= Stuart St. Paul =

British stuntman and broadcster

Stuart St. Paul is a stuntman, director, broadcaster and author.
St. Paul was born in Walthamstow, London, and attended the McEntee Technical High School. He fought competitively in Judo attending two National Championships represented Sussex University in 1972.

==Career==
St. Paul joined BBC Radio in 1973 working as a backroom assistant technical engineer to disc jockeys Tony Blackburn, Johnny Walker, David Hamilton and Noel Edmunds amongst others.

In 1977 he left to join EMI and became the promotions manager at Capitol Records, breaking Mink DeVille's "Spanish Stroll" amongst other singles.

In 1978 he joined Metro Radio in Newcastle as the new breakfast DJ, and that year compered the main tent at the Tyneside Summer Exhibition introducing acts such as The New Seekers and The Bay City Rollers. After signing with agent Bill Steel he starred in Cinderella that year at the Sunderland Empire, alongside Bill Maynard. In 1979, St. Paul took over from Steve Wright on Radio Orwell in Ipswich when Wright left for BBC Radio 1.

St. Paul worked on multiple films and television sets as an actor, including Minder, The Kenny Everett Video Show, Juliet Bravo and The Bill but soon moved into stunts although he later made an appearance in Mrs. Brown's Boys D'Movie.

He worked on stunts for many pop videos and including doubling Elton John in "Passenger" and often working as double for Simon LeBon, as well as designing all the action in the short film and video "Wild Boys" where he worked alongside Arlene Philips.
St. Paul worked as a stunt coordinator and doubled for Dennis Waterman in Stay Lucky, performed many stunts for Noel's House Party and also choreographed fight sequences for Jean-Claude Van Damme.

He also coordinated and choreographed A View to a Kill, Never Say Never Again, Lifeforce, The Krays, Pink Floyd: The Wall and also played the Queen Alien, in Aliens. He was stunt co-ordinator for Emmerdale for 26 years.

St. Paul has directed several films including 1998’s The Scarlet Tunic starring Jean-Marc Barr, Simon Callow and Lynda Bellingham. He has directed several other films including 2004’s Devil’s Gate with Laura Fraser and Tom Bell which received a nomination at Fantasporto.

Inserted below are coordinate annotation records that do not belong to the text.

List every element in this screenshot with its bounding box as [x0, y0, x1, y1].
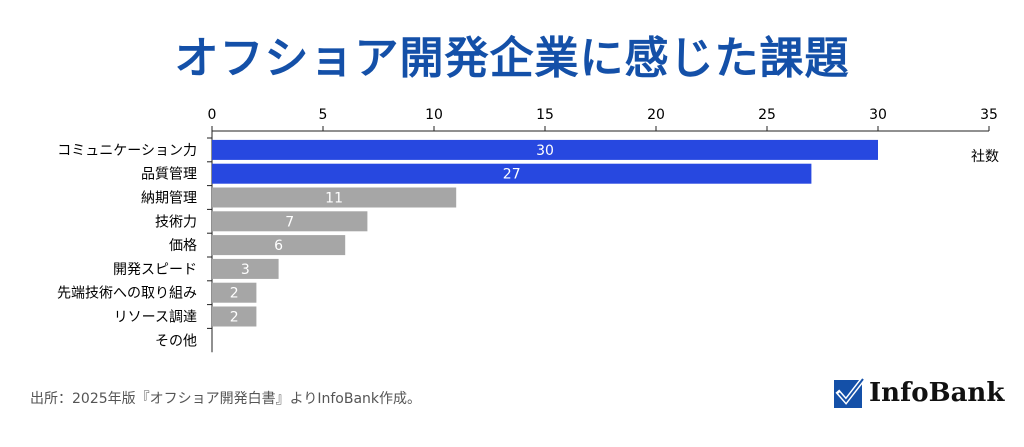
source-note: 出所：2025年版『オフショア開発白書』よりInfoBank作成。	[30, 391, 422, 407]
x-tick-label: 35	[980, 107, 998, 123]
category-label: 技術力	[155, 214, 197, 230]
bar	[212, 139, 878, 160]
data-label: 2	[230, 286, 239, 302]
data-label: 6	[274, 238, 283, 254]
category-label: 先端技術への取り組み	[57, 286, 197, 302]
category-label: 開発スピード	[113, 262, 197, 278]
category-label: 価格	[169, 238, 197, 254]
category-label: 納期管理	[141, 191, 197, 207]
bar	[212, 235, 346, 256]
logo-text: InfoBank	[869, 378, 1005, 408]
x-tick-label: 15	[536, 107, 554, 123]
bar	[212, 282, 257, 303]
x-tick-label: 20	[647, 107, 665, 123]
chart-title: オフショア開発企業に感じた課題	[174, 33, 850, 84]
data-label: 27	[503, 167, 521, 183]
infobank-logo: InfoBank	[833, 375, 1004, 411]
data-label: 2	[230, 310, 239, 326]
x-tick-label: 5	[319, 107, 328, 123]
bar	[212, 258, 279, 279]
bar	[212, 187, 457, 208]
x-tick-label: 0	[208, 107, 217, 123]
bar	[212, 306, 257, 327]
data-label: 3	[241, 262, 250, 278]
bar	[212, 211, 368, 232]
data-label: 11	[325, 191, 343, 207]
data-label: 30	[536, 143, 554, 159]
bar	[212, 163, 812, 184]
unit-label: 社数	[971, 149, 999, 165]
x-tick-label: 30	[869, 107, 887, 123]
checkmark-box-icon	[834, 377, 865, 408]
category-label: 品質管理	[141, 167, 197, 183]
category-label: リソース調達	[114, 310, 197, 326]
x-tick-label: 10	[425, 107, 443, 123]
data-label: 7	[285, 214, 294, 230]
x-tick-label: 25	[758, 107, 776, 123]
category-label: コミュニケーション力	[57, 143, 197, 159]
category-label: その他	[155, 333, 197, 349]
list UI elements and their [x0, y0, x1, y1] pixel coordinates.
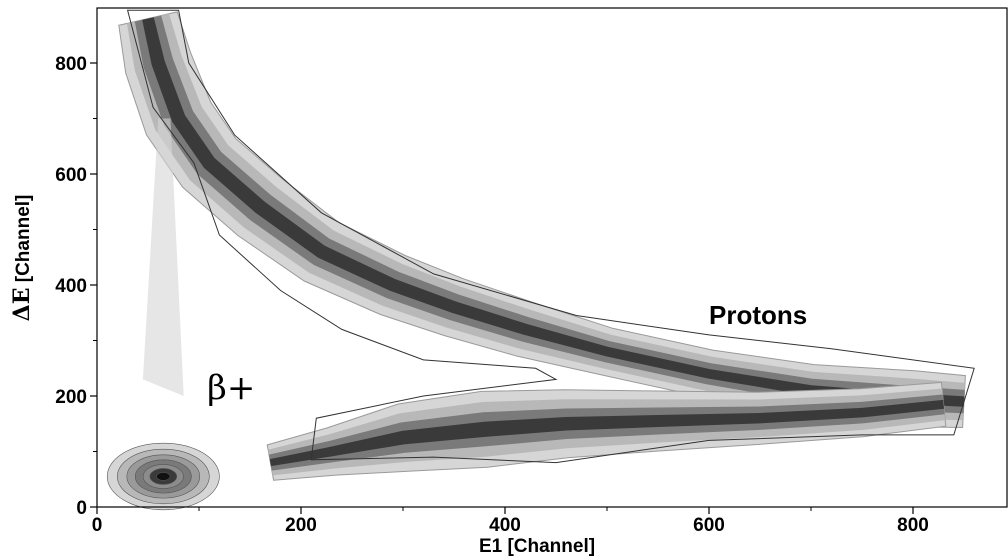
- annotation-protons: Protons: [709, 300, 807, 330]
- ticks-layer: 0 200 400 600 800 0 200 400 600 800: [55, 54, 929, 536]
- gate-polygon-1: [126, 9, 975, 464]
- y-tick-label-400: 400: [55, 276, 87, 297]
- plot-frame: [96, 7, 1008, 508]
- x-tick-label-200: 200: [285, 515, 317, 536]
- annotation-beta-plus: β+: [207, 368, 255, 408]
- x-tick-label-800: 800: [897, 515, 929, 536]
- x-tick-label-400: 400: [489, 515, 521, 536]
- y-axis-title-unit: [Channel]: [13, 195, 34, 288]
- beta-plus-streak: [142, 118, 184, 396]
- x-tick-label-0: 0: [92, 515, 103, 536]
- x-tick-label-600: 600: [693, 515, 725, 536]
- x-axis-title: E1 [Channel]: [479, 536, 595, 557]
- density-layer: [106, 11, 966, 511]
- y-tick-label-600: 600: [55, 165, 87, 186]
- y-axis-title-symbol: ΔE: [9, 288, 35, 322]
- y-tick-label-800: 800: [55, 54, 87, 75]
- density-contour-2-4: [269, 399, 944, 467]
- axes-layer: [96, 7, 1008, 508]
- y-tick-label-0: 0: [76, 498, 87, 519]
- gate-layer: [126, 9, 975, 464]
- y-axis-title: ΔE [Channel]: [9, 195, 35, 322]
- y-tick-label-200: 200: [55, 387, 87, 408]
- beta-plus-contour-7: [156, 472, 171, 481]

St. Paul won Best Director at Breckenridge for the 2010 film Freight. It also won the Silva Palm at the Melbourne International Film Festival.

==Author==
St. Paul has written a number of novels, including six novels in the CSCI series; Cruise Ship Heist, Cruise Ship Serial Killer, Cruise Traffic, Cruise Ship Art Theft, Disastrous Cruise Romance, and Bloods Diamonds.

==Personal life==
St. Paul is married to the actress Jean Heard. He is the father of Laura Aikman.